The price of oil in the future will be led by many of the same considerations that dictate the current oil price listed above. These most important factors, which are far from discrete, include:

  • global demand. Statements such as “oil demand has already peaked in rich countries” are so prevalent that they verge on becoming truisms. It may have peaked worldwide already. Or not. You do not have to be a Tesla-bull to anticipate a great surge in the adoption of electric vehicles, nor do you have to be a terrible cynic to imagine that the internal combustion engine will still be with us in 2030;
  • government regulation. In the past politicians have served as cheerleaders for oil. Its sale creates revenues without taxing the citizenry. It seems highly unlikely that this will continue, given concerns over climate change, although President Obrador of Mexico is a notable exception to this trend. Government intervention can and will affect both the supply and demand of oil in the future, no matter what form of carbon tax is adopted or nomenclature is assigned to it;
  • the willingness of investors to associate themselves with oil, let alone bet heavily on its prospects. Anyone doubting the vitriol aimed at investors and banks associated with the energy sector should research the 2020 JP Morgan annual general meeting for salutary lessons. Oil company valuations have sagged for years and energy has been the worst-performing sector in many indices for most of the past decade. Strenuous efforts to protect dividends (eg, through the cuts to capital spending) have been greatly undermined by the current crisis (see Royal Dutch Shell’s decision to slash its dividend by two-thirds). While investment committees are hesitant to ignore oil stocks in case it prevents them from reaching their financial targets, there is a body of evidence to suggest that omitting the stocks of any sector of an index over the long term has a minimal effect on total returns. This may currently seem surprising: few investors would take solace of this farsighted view had they, for example, ignored US technology companies in recent years;
  • the attractiveness of renewable projects. If the return on a new windfarm can rival or outperform the return on a new oilfield, investors and energy companies will take note; and
  • the activities of oil companies themselves. Aside from the burden of regulation and litigation, reparations for harm previously caused may afflict the industry, as the tobacco industry discovered in previous decades. Oil companies were already scything their capital spending, even before the present precipitous price drops. On a separate note, some major oil companies, notably BP, have promised to reduce greatly the net carbon footprint of everything they produce by 2050. The oil industry has the balance sheets and the experience of managing projects to dominate the move away from oil, ironic as that may sound. As hinted at above, there is reason to believe that the oil industry could emulate the behaviour of many utility companies in the 2010s, increasing shareholder returns while producing cleaner energy. Iberdrola in Spain, Enel in Italy, and E.ON in Germany are exemplars of this trend.
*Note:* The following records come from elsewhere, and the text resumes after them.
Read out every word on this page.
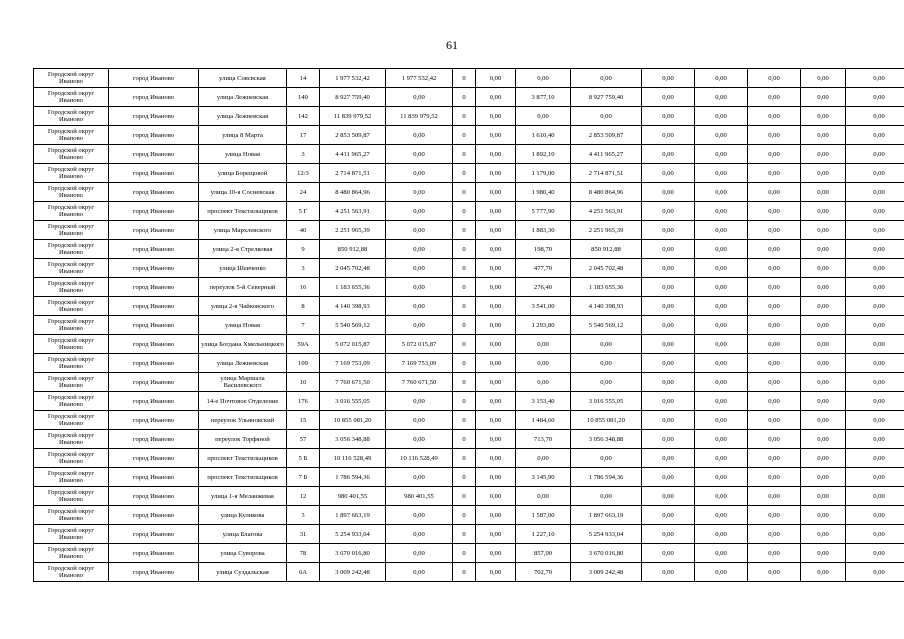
61
Городской округ Иваново	город Иваново	улица Совсвская	14	1 977 532,42	1 977 532,42	0	0,00	0,00	0,00	0,00	0,00	0,00	0,00	0,00
Городской округ Иваново	город Иваново	улица Лежневская	140	8 927 759,40	0,00	0	0,00	3 877,10	8 927 759,40	0,00	0,00	0,00	0,00	0,00
Городской округ Иваново	город Иваново	улица Лежневская	142	11 839 979,52	11 839 979,52	0	0,00	0,00	0,00	0,00	0,00	0,00	0,00	0,00
Городской округ Иваново	город Иваново	улица 8 Марта	17	2 853 509,87	0,00	0	0,00	1 610,40	2 853 509,87	0,00	0,00	0,00	0,00	0,00
Городской округ Иваново	город Иваново	улица Новая	3	4 411 965,27	0,00	0	0,00	1 892,10	4 411 965,27	0,00	0,00	0,00	0,00	0,00
Городской округ Иваново	город Иваново	улица Борещовой	12/3	2 714 871,51	0,00	0	0,00	1 179,00	2 714 871,51	0,00	0,00	0,00	0,00	0,00
Городской округ Иваново	город Иваново	улица 10-я Сосневская	24	8 480 864,96	0,00	0	0,00	1 980,40	8 480 864,96	0,00	0,00	0,00	0,00	0,00
Городской округ Иваново	город Иваново	проспект Текстильщиков	5 Г	4 251 563,91	0,00	0	0,00	5 777,90	4 251 563,91	0,00	0,00	0,00	0,00	0,00
Городской округ Иваново	город Иваново	улица Мархлевского	40	2 251 965,39	0,00	0	0,00	1 883,30	2 251 965,39	0,00	0,00	0,00	0,00	0,00
Городской округ Иваново	город Иваново	улица 2-я Стрелковая	9	850 912,88	0,00	0	0,00	198,70	850 912,88	0,00	0,00	0,00	0,00	0,00
Городской округ Иваново	город Иваново	улица Шевченко	3	2 045 702,48	0,00	0	0,00	477,70	2 045 702,48	0,00	0,00	0,00	0,00	0,00
Городской округ Иваново	город Иваново	переулок 5-й Северный	16	1 183 655,36	0,00	0	0,00	276,40	1 183 655,36	0,00	0,00	0,00	0,00	0,00
Городской округ Иваново	город Иваново	улица 2-я Чайковского	8	4 140 398,93	0,00	0	0,00	3 541,00	4 140 398,93	0,00	0,00	0,00	0,00	0,00
Городской округ Иваново	город Иваново	улица Новая	7	5 540 569,12	0,00	0	0,00	1 293,80	5 540 569,12	0,00	0,00	0,00	0,00	0,00
Городской округ Иваново	город Иваново	улица Богдана Хмельницкого	59А	5 072 015,87	5 072 015,87	0	0,00	0,00	0,00	0,00	0,00	0,00	0,00	0,00
Городской округ Иваново	город Иваново	улица Лежневская	109	7 169 753,09	7 169 753,09	0	0,00	0,00	0,00	0,00	0,00	0,00	0,00	0,00
Городской округ Иваново	город Иваново	улица Маршала Василевского	10	7 760 671,50	7 760 671,50	0	0,00	0,00	0,00	0,00	0,00	0,00	0,00	0,00
Городской округ Иваново	город Иваново	14-е Почтовое Отделение	176	3 016 555,05	0,00	0	0,00	3 153,40	3 016 555,05	0,00	0,00	0,00	0,00	0,00
Городской округ Иваново	город Иваново	переулок Ульяновский	15	10 855 081,20	0,00	0	0,00	1 484,60	10 855 081,20	0,00	0,00	0,00	0,00	0,00
Городской округ Иваново	город Иваново	переулок Торфяной	57	3 056 348,88	0,00	0	0,00	713,70	3 056 348,88	0,00	0,00	0,00	0,00	0,00
Городской округ Иваново	город Иваново	проспект Текстильщиков	5 Б	10 116 528,49	10 116 528,49	0	0,00	0,00	0,00	0,00	0,00	0,00	0,00	0,00
Городской округ Иваново	город Иваново	проспект Текстильщиков	7 Б	1 786 594,36	0,00	0	0,00	3 145,90	1 786 594,36	0,00	0,00	0,00	0,00	0,00
Городской округ Иваново	город Иваново	улица 1-я Меланжевая	12	980 401,55	980 401,55	0	0,00	0,00	0,00	0,00	0,00	0,00	0,00	0,00
Городской округ Иваново	город Иваново	улица Куликова	3	1 897 663,19	0,00	0	0,00	1 587,00	1 897 663,19	0,00	0,00	0,00	0,00	0,00
Городской округ Иваново	город Иваново	улица Благова	31	5 254 933,04	0,00	0	0,00	1 227,10	5 254 933,04	0,00	0,00	0,00	0,00	0,00
Городской округ Иваново	город Иваново	улица Суворова	78	3 670 016,80	0,00	0	0,00	857,00	3 670 016,80	0,00	0,00	0,00	0,00	0,00
Городской округ Иваново	город Иваново	улица Суздальская	6А	3 009 242,48	0,00	0	0,00	702,70	3 009 242,48	0,00	0,00	0,00	0,00	0,00
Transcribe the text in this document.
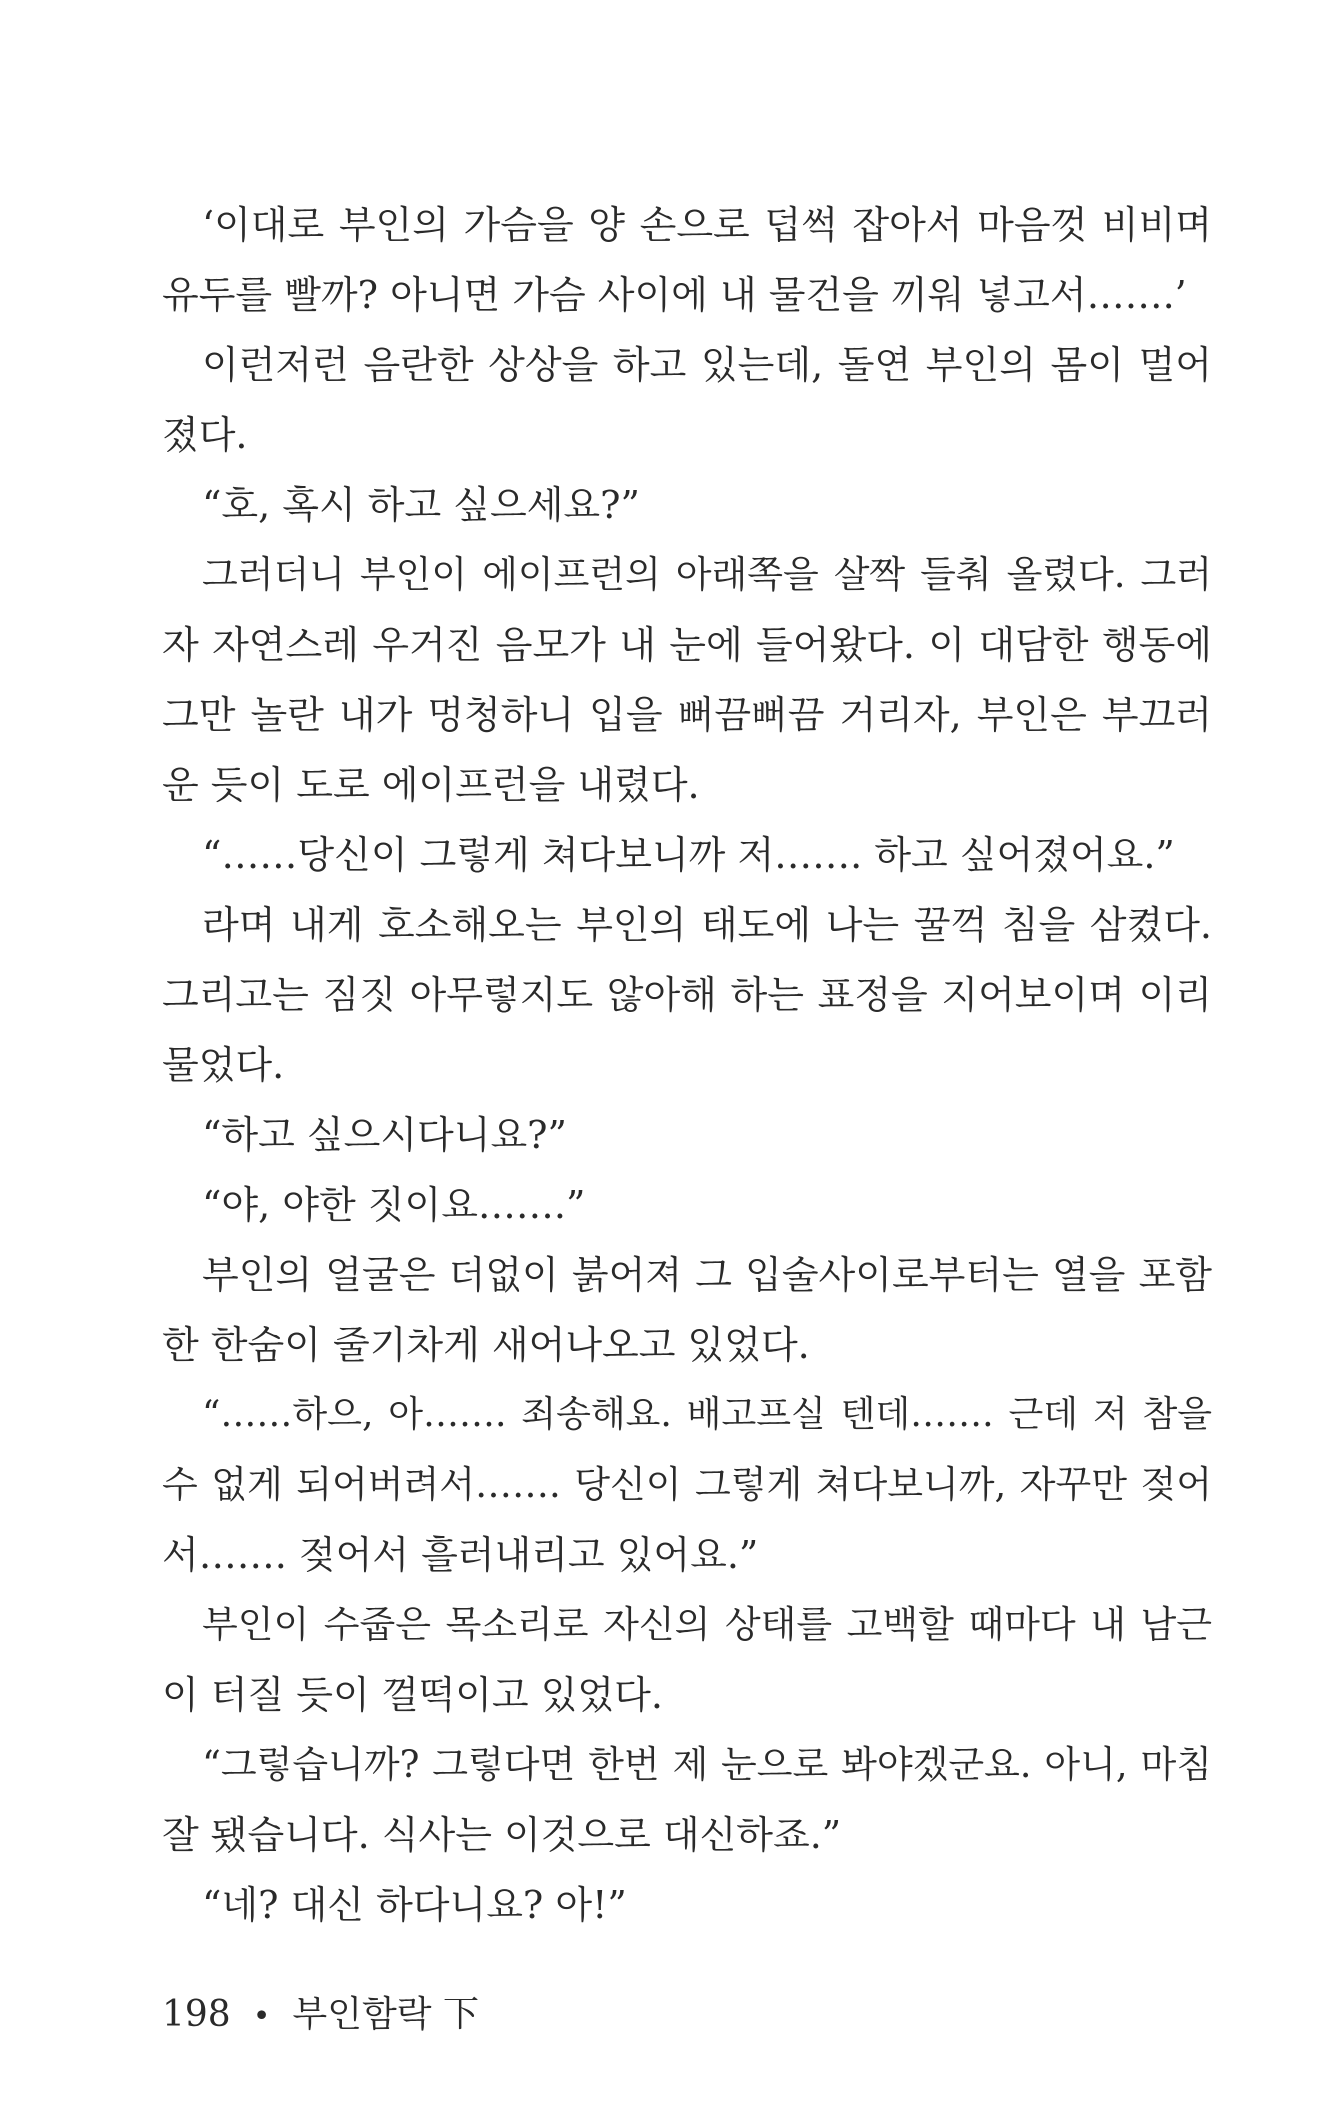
‘이대로 부인의 가슴을 양 손으로 덥썩 잡아서 마음껏 비비며
유두를 빨까? 아니면 가슴 사이에 내 물건을 끼워 넣고서…….’
이런저런 음란한 상상을 하고 있는데, 돌연 부인의 몸이 멀어
졌다.
“호, 혹시 하고 싶으세요?”
그러더니 부인이 에이프런의 아래쪽을 살짝 들춰 올렸다. 그러
자 자연스레 우거진 음모가 내 눈에 들어왔다. 이 대담한 행동에
그만 놀란 내가 멍청하니 입을 뻐끔뻐끔 거리자, 부인은 부끄러
운 듯이 도로 에이프런을 내렸다.
“……당신이 그렇게 쳐다보니까 저……. 하고 싶어졌어요.”
라며 내게 호소해오는 부인의 태도에 나는 꿀꺽 침을 삼켰다.
그리고는 짐짓 아무렇지도 않아해 하는 표정을 지어보이며 이리
물었다.
“하고 싶으시다니요?”
“야, 야한 짓이요…….”
부인의 얼굴은 더없이 붉어져 그 입술사이로부터는 열을 포함
한 한숨이 줄기차게 새어나오고 있었다.
“……하으, 아……. 죄송해요. 배고프실 텐데……. 근데 저 참을
수 없게 되어버려서……. 당신이 그렇게 쳐다보니까, 자꾸만 젖어
서……. 젖어서 흘러내리고 있어요.”
부인이 수줍은 목소리로 자신의 상태를 고백할 때마다 내 남근
이 터질 듯이 껄떡이고 있었다.
“그렇습니까? 그렇다면 한번 제 눈으로 봐야겠군요. 아니, 마침
잘 됐습니다. 식사는 이것으로 대신하죠.”
“네? 대신 하다니요? 아!”
198 • 부인함락 下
Should consumers, investors, governments and – perhaps most crucially – oil producers turn against oil in the coming years, then oil prices may well continue to languish before fading into irrelevance. The prerequisite for this shift is not changing sentiment; it is the prevalence of viable alternatives. Whether you think they are likely to emerge and succeed is a matter of personal judgment.

Patrick Thompson is a trainee solicitor at White & Case.